2.2. GC–MS Analysis of Cinnamon Oil Extract (COE)

The COE was prepared and analyzed using GC–MS (Figure S1). Benzyl alcohol, 2-propenal-3-phenyl, hexadecenoic acid, and oleic acid were identified as the major components of the extract being tested, with area percentages of 23.5, 52.1, 8.1, and 7.7%, respectively (Table S1). Adinew [13] extracted Ethiopian cinnamon bark essential oil via a process of hydrodistillation and identified the presence of 2-propenal, 3-phenyl (87.013%), eugenol (9.317%), O-methoxy cinnamic aldehyde (0.236%), α-muurolene (0.133%), naphthalene,1,2,3,4-tetrahydro-1,6-dime (0.195%), tricyclo [3.3.1.0 (2,8)], and nona-3,6-dien-9-on (0.173%). The main compounds in COE are 2-propenal and 3-phenyl, which have been reported as the compound that is most responsible for cinnamon bark’s aroma and therapeutic effect.

2.3. Combination Effect of COE with Some Commonly Used Antibiotics

The interaction of COE with some commonly used antibiotics was evaluated against S. aureus, using the disc-diffusion method. The data shown in Table 3 reveal that the combined action of COE with colistin (COE/C) showed a synergistic effect against S. aureus.

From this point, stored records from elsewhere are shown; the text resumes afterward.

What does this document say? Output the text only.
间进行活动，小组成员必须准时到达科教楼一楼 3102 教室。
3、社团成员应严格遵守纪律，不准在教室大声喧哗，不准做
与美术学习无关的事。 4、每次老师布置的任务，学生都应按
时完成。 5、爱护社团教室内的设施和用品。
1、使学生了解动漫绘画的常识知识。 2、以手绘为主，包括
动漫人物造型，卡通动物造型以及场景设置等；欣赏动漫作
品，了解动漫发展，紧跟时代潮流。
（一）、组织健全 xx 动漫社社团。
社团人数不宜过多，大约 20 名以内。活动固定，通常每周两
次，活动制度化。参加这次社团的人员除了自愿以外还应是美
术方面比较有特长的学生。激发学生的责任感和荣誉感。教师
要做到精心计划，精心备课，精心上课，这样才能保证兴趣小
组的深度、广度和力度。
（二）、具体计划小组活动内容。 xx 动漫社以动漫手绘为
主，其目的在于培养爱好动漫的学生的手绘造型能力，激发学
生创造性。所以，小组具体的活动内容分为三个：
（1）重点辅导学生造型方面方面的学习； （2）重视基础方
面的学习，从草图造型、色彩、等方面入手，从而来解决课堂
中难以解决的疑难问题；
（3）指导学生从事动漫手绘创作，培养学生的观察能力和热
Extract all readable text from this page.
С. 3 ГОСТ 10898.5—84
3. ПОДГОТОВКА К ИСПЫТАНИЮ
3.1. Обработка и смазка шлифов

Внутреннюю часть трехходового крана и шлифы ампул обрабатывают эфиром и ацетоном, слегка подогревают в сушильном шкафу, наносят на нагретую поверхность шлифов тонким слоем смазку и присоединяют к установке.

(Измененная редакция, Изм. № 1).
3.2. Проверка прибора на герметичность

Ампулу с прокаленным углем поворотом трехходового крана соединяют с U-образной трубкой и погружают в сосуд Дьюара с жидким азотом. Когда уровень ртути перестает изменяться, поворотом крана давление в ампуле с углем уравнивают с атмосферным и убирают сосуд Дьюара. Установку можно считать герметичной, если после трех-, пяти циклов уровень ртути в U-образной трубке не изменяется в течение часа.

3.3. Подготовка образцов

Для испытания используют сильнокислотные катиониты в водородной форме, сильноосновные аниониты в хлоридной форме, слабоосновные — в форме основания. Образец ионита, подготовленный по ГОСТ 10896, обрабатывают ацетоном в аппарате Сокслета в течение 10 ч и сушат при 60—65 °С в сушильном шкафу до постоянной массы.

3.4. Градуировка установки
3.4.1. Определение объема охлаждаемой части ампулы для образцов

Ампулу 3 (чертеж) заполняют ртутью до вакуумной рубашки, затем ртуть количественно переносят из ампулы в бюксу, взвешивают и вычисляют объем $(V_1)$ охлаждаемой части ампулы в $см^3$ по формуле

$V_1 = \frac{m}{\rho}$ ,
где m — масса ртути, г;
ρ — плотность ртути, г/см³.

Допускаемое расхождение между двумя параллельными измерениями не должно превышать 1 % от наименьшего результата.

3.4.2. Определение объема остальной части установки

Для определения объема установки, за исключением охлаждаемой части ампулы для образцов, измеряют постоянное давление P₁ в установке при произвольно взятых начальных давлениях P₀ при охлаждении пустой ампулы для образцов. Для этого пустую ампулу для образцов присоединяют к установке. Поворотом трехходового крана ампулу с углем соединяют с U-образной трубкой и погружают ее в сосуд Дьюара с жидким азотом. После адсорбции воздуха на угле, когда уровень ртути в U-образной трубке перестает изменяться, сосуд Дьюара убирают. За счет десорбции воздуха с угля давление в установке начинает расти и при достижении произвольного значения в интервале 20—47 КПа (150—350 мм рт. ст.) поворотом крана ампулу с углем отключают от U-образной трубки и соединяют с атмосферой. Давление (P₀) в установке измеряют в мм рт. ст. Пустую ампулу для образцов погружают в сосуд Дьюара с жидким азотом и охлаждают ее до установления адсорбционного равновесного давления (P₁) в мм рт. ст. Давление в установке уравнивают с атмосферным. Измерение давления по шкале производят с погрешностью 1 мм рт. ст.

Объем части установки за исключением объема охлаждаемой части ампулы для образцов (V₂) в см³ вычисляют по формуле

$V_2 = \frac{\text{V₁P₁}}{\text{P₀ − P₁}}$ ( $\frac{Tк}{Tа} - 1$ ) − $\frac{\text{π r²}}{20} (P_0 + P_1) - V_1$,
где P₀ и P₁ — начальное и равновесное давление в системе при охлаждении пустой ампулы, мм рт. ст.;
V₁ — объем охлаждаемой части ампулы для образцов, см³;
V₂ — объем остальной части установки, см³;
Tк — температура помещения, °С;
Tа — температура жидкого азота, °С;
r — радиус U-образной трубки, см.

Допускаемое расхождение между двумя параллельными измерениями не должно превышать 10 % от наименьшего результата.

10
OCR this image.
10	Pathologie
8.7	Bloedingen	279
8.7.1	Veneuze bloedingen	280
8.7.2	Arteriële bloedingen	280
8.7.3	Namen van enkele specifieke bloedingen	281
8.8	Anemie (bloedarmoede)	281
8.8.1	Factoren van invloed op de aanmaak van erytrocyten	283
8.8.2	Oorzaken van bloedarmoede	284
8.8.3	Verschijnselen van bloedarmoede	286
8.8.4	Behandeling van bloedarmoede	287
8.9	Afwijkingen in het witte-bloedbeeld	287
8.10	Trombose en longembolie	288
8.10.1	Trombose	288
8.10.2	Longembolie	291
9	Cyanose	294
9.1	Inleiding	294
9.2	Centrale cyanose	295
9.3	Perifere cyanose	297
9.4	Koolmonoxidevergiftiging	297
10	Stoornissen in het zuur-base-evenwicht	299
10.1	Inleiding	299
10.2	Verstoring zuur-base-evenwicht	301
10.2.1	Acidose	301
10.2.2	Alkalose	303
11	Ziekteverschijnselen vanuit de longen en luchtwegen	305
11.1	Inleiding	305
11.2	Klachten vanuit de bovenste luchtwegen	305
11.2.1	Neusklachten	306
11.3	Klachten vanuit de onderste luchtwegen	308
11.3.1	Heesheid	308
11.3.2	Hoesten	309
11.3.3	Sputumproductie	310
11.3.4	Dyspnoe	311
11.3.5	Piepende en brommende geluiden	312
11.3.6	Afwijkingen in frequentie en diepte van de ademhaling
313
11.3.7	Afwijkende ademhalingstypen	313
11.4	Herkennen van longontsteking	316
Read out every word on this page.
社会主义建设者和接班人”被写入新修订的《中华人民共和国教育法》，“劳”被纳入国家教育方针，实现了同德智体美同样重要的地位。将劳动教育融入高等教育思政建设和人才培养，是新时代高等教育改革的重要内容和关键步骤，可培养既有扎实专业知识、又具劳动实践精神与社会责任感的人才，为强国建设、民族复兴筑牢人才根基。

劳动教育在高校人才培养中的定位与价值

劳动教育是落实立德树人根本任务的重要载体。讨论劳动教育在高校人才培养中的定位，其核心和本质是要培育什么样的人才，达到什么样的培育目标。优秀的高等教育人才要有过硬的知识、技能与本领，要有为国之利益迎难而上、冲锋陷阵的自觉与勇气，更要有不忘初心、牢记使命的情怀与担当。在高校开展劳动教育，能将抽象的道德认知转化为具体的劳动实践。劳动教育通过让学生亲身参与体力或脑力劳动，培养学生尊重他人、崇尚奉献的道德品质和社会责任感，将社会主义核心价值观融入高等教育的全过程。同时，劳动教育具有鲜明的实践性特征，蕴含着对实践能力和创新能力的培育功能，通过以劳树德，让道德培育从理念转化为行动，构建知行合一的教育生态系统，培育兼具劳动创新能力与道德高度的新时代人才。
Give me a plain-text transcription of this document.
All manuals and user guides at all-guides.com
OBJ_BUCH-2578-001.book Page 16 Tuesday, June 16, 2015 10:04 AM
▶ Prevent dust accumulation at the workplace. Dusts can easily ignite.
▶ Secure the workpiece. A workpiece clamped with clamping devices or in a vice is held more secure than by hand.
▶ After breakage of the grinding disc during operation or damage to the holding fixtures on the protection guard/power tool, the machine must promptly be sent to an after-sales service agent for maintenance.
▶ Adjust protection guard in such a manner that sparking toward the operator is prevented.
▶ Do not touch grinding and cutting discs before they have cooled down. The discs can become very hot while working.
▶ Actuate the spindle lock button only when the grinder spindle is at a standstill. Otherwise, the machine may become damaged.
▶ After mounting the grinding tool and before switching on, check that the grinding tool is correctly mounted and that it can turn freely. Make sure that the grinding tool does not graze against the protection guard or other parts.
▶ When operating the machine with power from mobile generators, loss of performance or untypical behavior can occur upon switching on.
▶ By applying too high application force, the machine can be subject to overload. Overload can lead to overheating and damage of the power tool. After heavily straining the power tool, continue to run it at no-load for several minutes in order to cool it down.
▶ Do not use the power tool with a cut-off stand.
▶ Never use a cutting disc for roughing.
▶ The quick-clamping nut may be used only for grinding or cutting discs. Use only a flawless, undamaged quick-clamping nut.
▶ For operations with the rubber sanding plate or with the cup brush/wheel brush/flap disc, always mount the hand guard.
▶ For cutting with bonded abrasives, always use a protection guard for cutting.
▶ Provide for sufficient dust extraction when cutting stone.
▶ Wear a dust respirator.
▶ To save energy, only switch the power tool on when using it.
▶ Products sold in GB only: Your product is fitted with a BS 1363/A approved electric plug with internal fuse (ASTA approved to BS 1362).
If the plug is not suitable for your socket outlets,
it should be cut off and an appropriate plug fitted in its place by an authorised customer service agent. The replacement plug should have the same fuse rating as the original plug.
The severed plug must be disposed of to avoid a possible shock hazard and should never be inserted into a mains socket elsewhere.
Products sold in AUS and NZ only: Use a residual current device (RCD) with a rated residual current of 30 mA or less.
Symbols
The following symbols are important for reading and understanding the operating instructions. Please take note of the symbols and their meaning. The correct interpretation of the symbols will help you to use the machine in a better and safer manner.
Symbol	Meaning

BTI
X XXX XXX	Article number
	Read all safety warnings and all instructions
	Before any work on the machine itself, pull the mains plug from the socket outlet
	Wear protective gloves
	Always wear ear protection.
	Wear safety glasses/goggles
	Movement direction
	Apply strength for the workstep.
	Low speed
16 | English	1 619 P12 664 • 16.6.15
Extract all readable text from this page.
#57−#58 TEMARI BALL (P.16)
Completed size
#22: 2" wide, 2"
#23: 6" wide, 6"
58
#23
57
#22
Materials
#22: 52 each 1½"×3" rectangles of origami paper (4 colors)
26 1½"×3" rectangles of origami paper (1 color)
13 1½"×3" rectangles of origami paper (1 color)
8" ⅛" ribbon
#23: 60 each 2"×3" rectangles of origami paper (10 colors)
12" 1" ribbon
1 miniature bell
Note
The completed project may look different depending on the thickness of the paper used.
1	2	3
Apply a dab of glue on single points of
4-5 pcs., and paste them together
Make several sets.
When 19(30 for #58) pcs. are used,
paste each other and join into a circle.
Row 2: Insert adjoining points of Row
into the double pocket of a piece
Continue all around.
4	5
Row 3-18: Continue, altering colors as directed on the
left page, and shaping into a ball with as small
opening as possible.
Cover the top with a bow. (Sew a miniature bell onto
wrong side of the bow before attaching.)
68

Combination therapy has been widely applied in the medical industry to combat multi-drug-resistant microbes [14]. As the public becomes more health-conscious, novel antimicrobials are being sourced from plant-based compounds, such as essential oils, due to their reduced side effects and cost-effectiveness when developed commercially [15]. Only synergistic combinations (FICI ≤ 0.5) have been investigated further regarding their mechanism of action. Si et al. found that 5 of the 11 antibiotic–oregano essential oil combinations demonstrated synergism, whereas the other combinations interacted additively [16]. Van Vuuren et al. [17] examined 25 synergistic essential oil–antibiotic combinations out of 72; of these, 65% demonstrated additivity. Karpanen et al. [18] found that all four combinations of thymol, a plant secondary metabolite, and antibiotics only worked against MRSA. Chovanová et al. [19] performed another antimicrobial screening against MRSA and found that 50% of the plant extracts tested showed synergism with the antibiotic oxacillin, while the other 50% of the extracts being tested interacted additively. In addition, Yap et al. [20] tested 35 combinations of essential oils and antibiotics for synergism against the multi-drug-resistant pathogen Escherichia coli. Of these, only five combinations showed synergism, while the other 30 interacted additively [20]. Due to their high fractional concentrations, none of these synergistic combinations have been tested in clinical trials [21]. Two of the five combinations mentioned in [18] were studied for their modalities of action [22,23]. Yang et al. [24] combined cinnamon oil and meropenem, whereupon the FICI value reached 1 against K. pneumoniae, with a 64-fold FICI reduction in the meropenem dosage.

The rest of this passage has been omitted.